Because Halloween is not traditionally celebrated in Korea, Ryan and I were asked to head the planning of Halloween celebrations at our school – the day before Halloween. We scrounged up an assortment of games and activities around Halloween vocabulary (witch, ghost, Frankenstein, haunted house, etc.) and tried to think of creative costumes to wear.
Thus, the hour before school on Halloween found me wrapping Ryan in two rolls of toilet paper to transform him into a mummy. Toilet paper is not all that sturdy, and even with scotch tape and repeated re-wrappings, Ryan’s mummified wrappings were falling off before the kids even arrived. I took an easier route and borrowed a kids’ witch hat and cape that our school manager had bought to supplement Halloween decorations, and just wore all black.
Our co-workers were highly entertained by Ryan’s impromptu costume. They burst out in fits of laughter every time they saw him, and kept coming back to take more pictures of us.

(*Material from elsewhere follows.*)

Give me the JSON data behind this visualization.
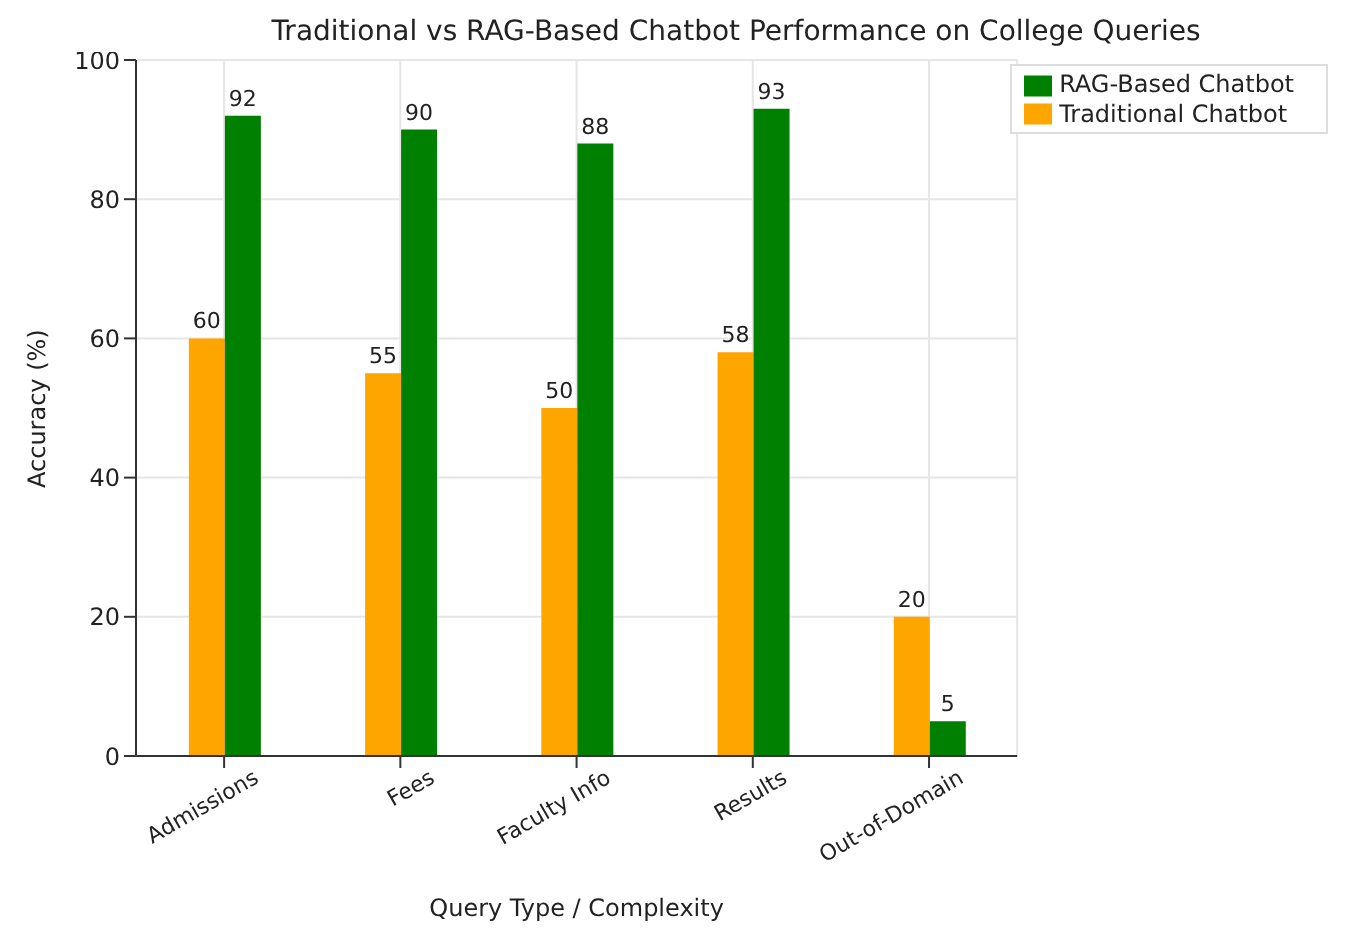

After the kids arrived for the first class, we walked to a nearby park so the kids could “trick or treat”, which in this case meant running around the park and finding our school managers, who were holding large Styrofoam pieces decorated as doors, and would hand out candy when the kids knocked. Ryan and I were briefed on this plan, but still surprised when we arrived at the public park, one of the Korean teachers gave a few words of directions, and the kids scattered out of sight. The kids are around 6-10 years old, and I could just imagine the parental fury if an activity like this were to take place in the US. The kids were completely out of sight in a public park! Who knows what could happen! Korea is a safe place, and all the kids were back by the time we were going on to our next activity. We think. Nobody took attendance.
The next activity involved Ryan and I acting out Halloween vocabulary and having the kids guess. Thus, I ended up cackling like a witch and flapping my wings like a bat while Ryan stalked some children with devil horns held high above his head.
After these festivities, and much shouts of trick-or-treat (which the kids now think means “please”, as if it is a magical polite word that conjures candy out of adults’ pockets, as a week later they still try to trick-or-treat), we headed back to school. For the remainder of the day, Ryan and I were saddled with the Korean teachers’ classes on top of our own to play Halloween games. This meant that our normal classes of 5 students increased to a whopping 10 – or sometimes even 15! – students. The horror! The kids were having a lot of fun, but after five classes of managing said fun, we were quite run down.
By 7 PM, our boss was very insistent that Ryan and I come to the back room. She seemed a little hurried, and we thought we might have done something wrong. The kids were quite out of hand. But Angela, kind and motherly boss that she is, had made us a plate of songpyeon (traditional Korean treats), rice cake, and a Starbucks Frapaccino to split. “You look tired”, she said, and watched our classes while we had a brief snack.
Halloween was fun, but exhausting. The next day, Angela bought us pizza because she could tell we were still run down. So Halloween left us tired, with desk drawers and pockets stuffed with dum-dums, but certainly well-fed.